Trials and Character
“…we also exult in our tribulations, knowing that tribulation brings about perseverance; and perseverance, proven character…” (Romans 5:3-4).
For disciples of Christ, it’s heartening to know that persevering in tribulation yields proven character — “a quality of life and character that has been tempered and purified and demonstrated to be pleasing to God” (Jack Cottrell). Marvin Vincent called it “tried integrity.” As James wrote, “Consider it all joy, my brethren, when you encounter various trials, knowing that the testing of your faith produces endurance. And let endurance have its perfect result, so that you may be perfect and complete, lacking in nothing” (1:2-4).
However…“A man must be careful. His trials and tribulations may be the result of his own foolishness; if this is the case, his tribulations may not result in proven character at all!” (Gareth Reese).

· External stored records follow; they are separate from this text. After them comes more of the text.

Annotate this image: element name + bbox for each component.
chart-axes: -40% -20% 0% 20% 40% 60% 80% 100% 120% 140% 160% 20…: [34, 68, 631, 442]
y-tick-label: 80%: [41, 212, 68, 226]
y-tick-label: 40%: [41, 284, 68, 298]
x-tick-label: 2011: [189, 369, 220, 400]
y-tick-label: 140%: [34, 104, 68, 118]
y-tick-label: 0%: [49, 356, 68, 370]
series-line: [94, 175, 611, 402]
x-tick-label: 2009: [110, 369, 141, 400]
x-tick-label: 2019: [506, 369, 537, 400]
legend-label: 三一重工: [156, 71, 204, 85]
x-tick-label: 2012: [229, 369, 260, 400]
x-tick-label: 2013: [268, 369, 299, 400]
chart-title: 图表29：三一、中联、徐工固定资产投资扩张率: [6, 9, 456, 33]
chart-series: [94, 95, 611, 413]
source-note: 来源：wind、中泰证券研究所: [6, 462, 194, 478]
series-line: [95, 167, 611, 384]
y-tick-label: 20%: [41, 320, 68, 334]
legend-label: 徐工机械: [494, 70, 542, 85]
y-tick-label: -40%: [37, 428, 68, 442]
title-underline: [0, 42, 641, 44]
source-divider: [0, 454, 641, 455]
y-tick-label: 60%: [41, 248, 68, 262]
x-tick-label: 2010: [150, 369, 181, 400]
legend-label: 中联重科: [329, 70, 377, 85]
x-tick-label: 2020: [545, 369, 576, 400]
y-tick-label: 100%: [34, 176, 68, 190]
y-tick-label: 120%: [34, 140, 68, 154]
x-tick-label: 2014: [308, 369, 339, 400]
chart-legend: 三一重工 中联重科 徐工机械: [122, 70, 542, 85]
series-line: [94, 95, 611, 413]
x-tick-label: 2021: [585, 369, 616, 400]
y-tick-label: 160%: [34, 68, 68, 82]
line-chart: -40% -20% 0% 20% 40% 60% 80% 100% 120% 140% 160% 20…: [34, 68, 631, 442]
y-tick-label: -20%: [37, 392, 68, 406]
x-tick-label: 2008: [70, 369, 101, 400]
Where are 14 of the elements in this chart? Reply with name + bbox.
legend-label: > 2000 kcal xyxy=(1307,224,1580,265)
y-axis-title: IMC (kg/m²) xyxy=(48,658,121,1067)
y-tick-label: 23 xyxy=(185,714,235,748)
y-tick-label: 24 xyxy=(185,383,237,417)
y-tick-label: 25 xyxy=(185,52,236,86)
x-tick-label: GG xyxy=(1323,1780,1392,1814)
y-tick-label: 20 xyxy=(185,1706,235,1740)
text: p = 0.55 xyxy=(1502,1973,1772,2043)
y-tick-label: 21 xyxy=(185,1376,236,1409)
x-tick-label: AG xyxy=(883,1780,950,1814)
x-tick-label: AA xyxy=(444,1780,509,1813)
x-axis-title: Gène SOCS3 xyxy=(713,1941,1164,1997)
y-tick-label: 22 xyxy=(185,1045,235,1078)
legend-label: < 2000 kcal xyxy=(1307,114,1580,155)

Many hardships have multiple, complex causes that are largely beyond our control; but some troubles we may bring directly on ourselves through foolishness and sin. True, we can learn and grow even from these. But not everyone does. Many choose instead to blame it all on someone or something else. They keep on making the same bad choices, reaping the same bad consequences, and offering the same bad excuses. They manage to grow in nothing but their bitterness and their capacity for blame-shifting. Worse, some act as if there is something inherently noble about all their self-inflicted suffering, even as they refuse to acknowledge, much less change, the thinking and behavior that keep the whole sad cycle stuck on repeat.
Not all suffering is necessarily sanctified. George Mark Elliott warned, “Sometimes when a man thinks he is wearing a martyr’s crown, he really is wearing a fool’s cap!” And God warns, “Make sure that none of you suffers as a murderer, or thief, or evildoer, or a troublesome meddler; but if anyone suffers as a Christian, he is not to be ashamed, but is to glorify God in this name” (1 Peter 4:15-16; cf. 2:20).